7日間花嫁を演じたら、冷徹富豪な石油王の極上愛に捕まりました
北条親子が出て行くと、私は仲居さんに永斗さんと二人っきりにして欲しいとお願いした。

梅の間に二人っきりになった瞬間、私は腕を掴まれてあっという間に永斗さんのほうへ引き寄せられた。

「なっ……」

1ミリの隙間もないというほどに密着する。

「は、離して下さい……!」

永斗さんと会えたことは嬉しい。

だけど、海さんとの約束を私は破ってしまったのだ。

もしもこのことが海さんの耳に入ってしまえば永斗さんの身に危険が生じるかもしれない。

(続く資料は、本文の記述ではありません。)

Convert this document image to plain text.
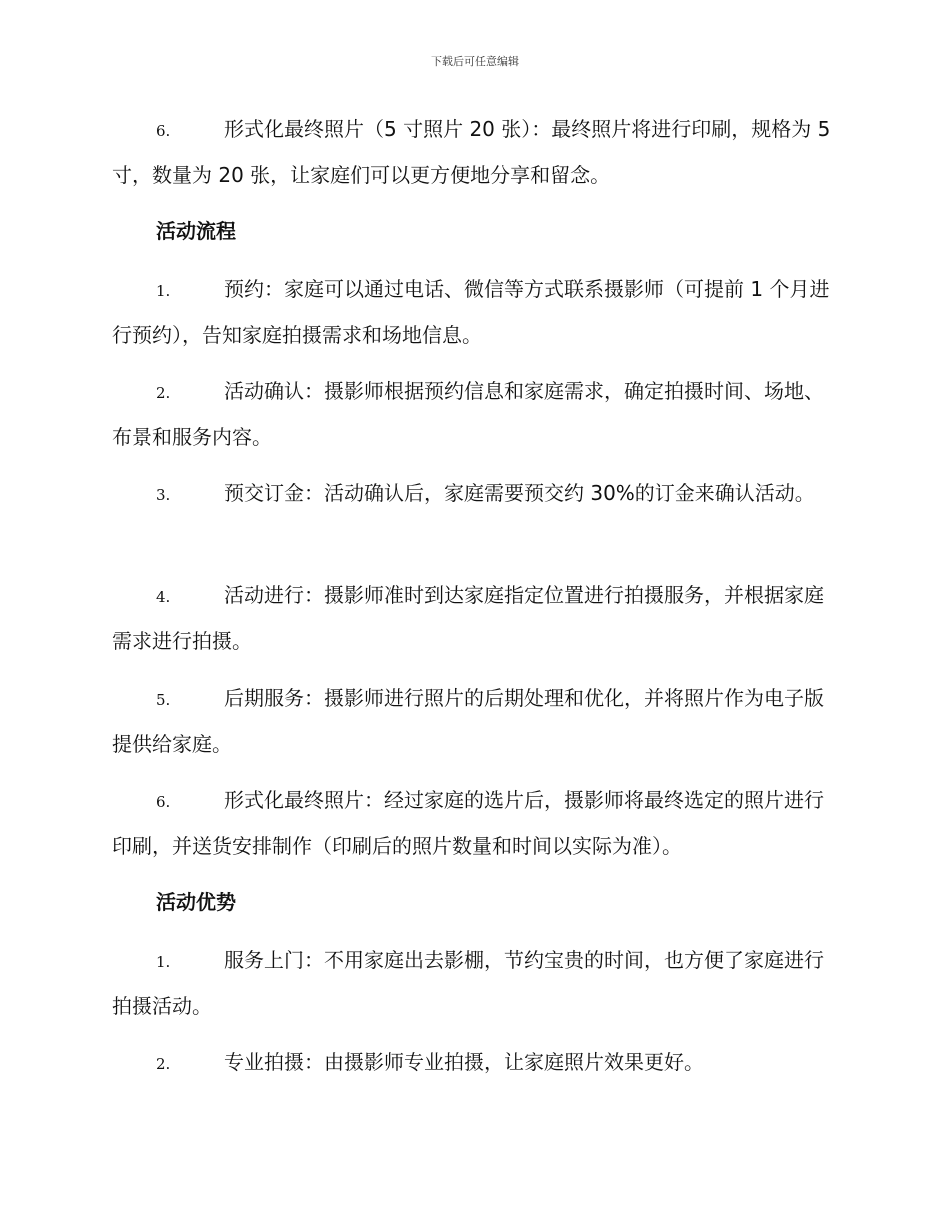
下载后可任意编辑
6.	形式化最终照片（5 寸照片 20 张）：最终照片将进行印刷，规格为 5 寸，数量为 20 张，让家庭们可以更方便地分享和留念。
活动流程
1.	预约：家庭可以通过电话、微信等方式联系摄影师（可提前 1 个月进行预约），告知家庭拍摄需求和场地信息。
2.	活动确认：摄影师根据预约信息和家庭需求，确定拍摄时间、场地、布景和服务内容。
3.	预交订金：活动确认后，家庭需要预交约 30%的订金来确认活动。
4.	活动进行：摄影师准时到达家庭指定位置进行拍摄服务，并根据家庭需求进行拍摄。
5.	后期服务：摄影师进行照片的后期处理和优化，并将照片作为电子版提供给家庭。
6.	形式化最终照片：经过家庭的选片后，摄影师将最终选定的照片进行印刷，并送货安排制作（印刷后的照片数量和时间以实际为准）。
活动优势
1.	服务上门：不用家庭出去影棚，节约宝贵的时间，也方便了家庭进行拍摄活动。
2.	专业拍摄：由摄影师专业拍摄，让家庭照片效果更好。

必死になって永斗さんの腕から逃れようと体をよじると、永斗さんがフッと笑った。

「そこまでしてお前は俺のことを守ろうとしてくれたんだな……?」

腕の力を緩めると、永斗さんは私の頬にそっと触れた。

「安心しろ。海から話は全部聞いている」

「海さんから……?」

「海とはきちんと和解した。今までの確執が嘘のようだよ」

「それ、本当ですか……?」

「ああ、全部沙羅のおかげだ」

永斗さんの言葉にじんわりと目頭が熱くなる。

「よかった……。本当に良かったです……」

「――沙羅!」

緊張の糸がプツリと切れて力が抜け、ぐらりと揺れた私の体を永斗さんは抱き留めた。

「すみません、ホッとしたらつい……」

「いいんだ。少し外へ出て風に当たろう」

私は永斗さんに手を引かれて歩き出した。